This week's grammar rules post looks at two words that sound as if they're on equal footing, but they both have very different meanings. One means to see, while the other may be built by the sea.
So let's look at the differences between peer and pier and when to use each.
Peer vs. Pier
Peer is most frequently used as a noun or verb. As a noun, a peer is a person of equal standing with another, especially in terms of social circles, grade levels, experience, and so on. As a verb, peer refers to the act of looking at something.
Pier, on the other hand, is a noun that refers most frequently to a structure that extends into navigable water that is used for docking watercraft, as a promenade, and/or to protect or form a harbor. A pier can also refer to the support for adjacent ends of two bridge spans, as well as a structural mount.
Here are a few examples of peer and pier:
Correct: What do you see when you peer into the darkness?
Incorrect: What do you see when you pier into the darkness?
Correct: As the most loved teacher at her school, Laura had no peer.
Incorrect: As the most loved teacher at her school, Laura had no pier.
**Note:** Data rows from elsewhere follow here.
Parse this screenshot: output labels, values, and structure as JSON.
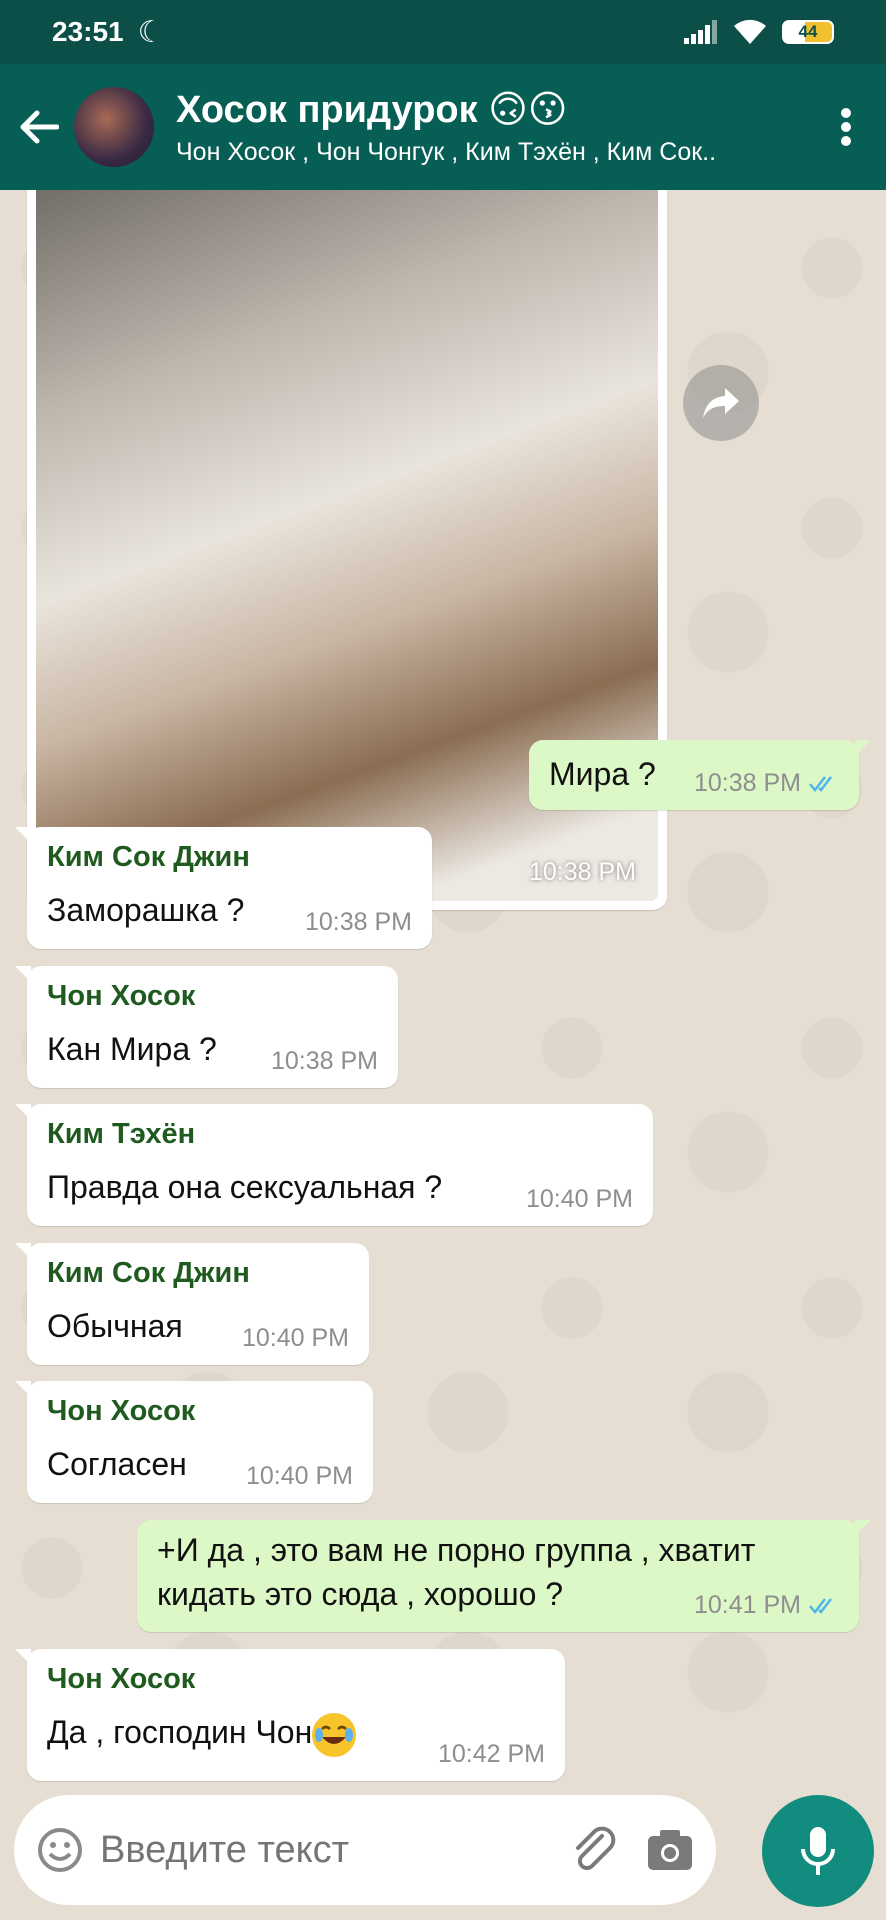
{
  "status_bar": {
    "time": "23:51",
    "battery": "44"
  },
  "header": {
    "title": "Хосок придурок 🙃😗",
    "subtitle": "Чон Хосок , Чон Чонгук , Ким Тэхён , Ким Сок.."
  },
  "image_message": {
    "time": "10:38 PM"
  },
  "messages": [
    {
      "type": "out",
      "text": "Мира ?",
      "time": "10:38 PM"
    },
    {
      "type": "in",
      "sender": "Ким Сок Джин",
      "text": "Заморашка ?",
      "time": "10:38 PM"
    },
    {
      "type": "in",
      "sender": "Чон Хосок",
      "text": "Кан Мира ?",
      "time": "10:38 PM"
    },
    {
      "type": "in",
      "sender": "Ким Тэхён",
      "text": "Правда она сексуальная ?",
      "time": "10:40 PM"
    },
    {
      "type": "in",
      "sender": "Ким Сок Джин",
      "text": "Обычная",
      "time": "10:40 PM"
    },
    {
      "type": "in",
      "sender": "Чон Хосок",
      "text": "Согласен",
      "time": "10:40 PM"
    },
    {
      "type": "out",
      "text_line1": "+И да , это вам не порно группа , хватит",
      "text_line2": "кидать это сюда , хорошо ?",
      "time": "10:41 PM"
    },
    {
      "type": "in",
      "sender": "Чон Хосок",
      "text": "Да , господин Чон",
      "time": "10:42 PM"
    }
  ],
  "input": {
    "placeholder": "Введите текст"
  },
  "colors": {
    "header": "#075e54",
    "status": "#0b4f48",
    "outgoing": "#dcf8c6",
    "incoming": "#ffffff",
    "mic": "#128c7e",
    "sender": "#1f5a1f"
  }
}
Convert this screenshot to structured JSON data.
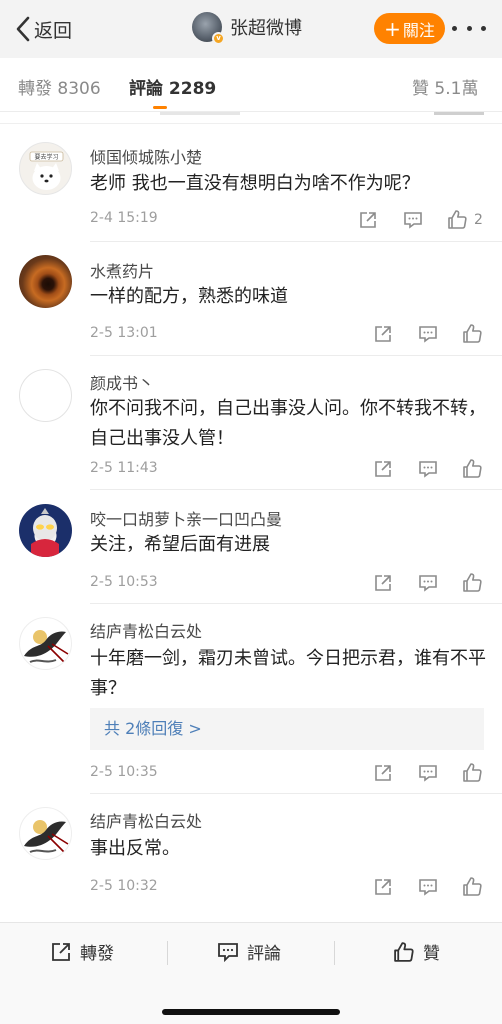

Correct: We watched the boats from the pier.
Incorrect: We watched the boats from the peer.
As you may have already surmised, your peer could peer at a pier, but how do you remember which of these homophones to use in the correct situation? For peer as a verb, I think of the word see, which has two e's, the same as peer. For peer as a noun, I think of equals, like the two e's in peer. Then, I think of the two vowels in sea as a hint that I should use pier, which also uses two vowels, when talking about the structure that's in water.
No matter what type of writing you do, mastering the fundamentals of grammar and mechanics is an important first step to having a successful writing career.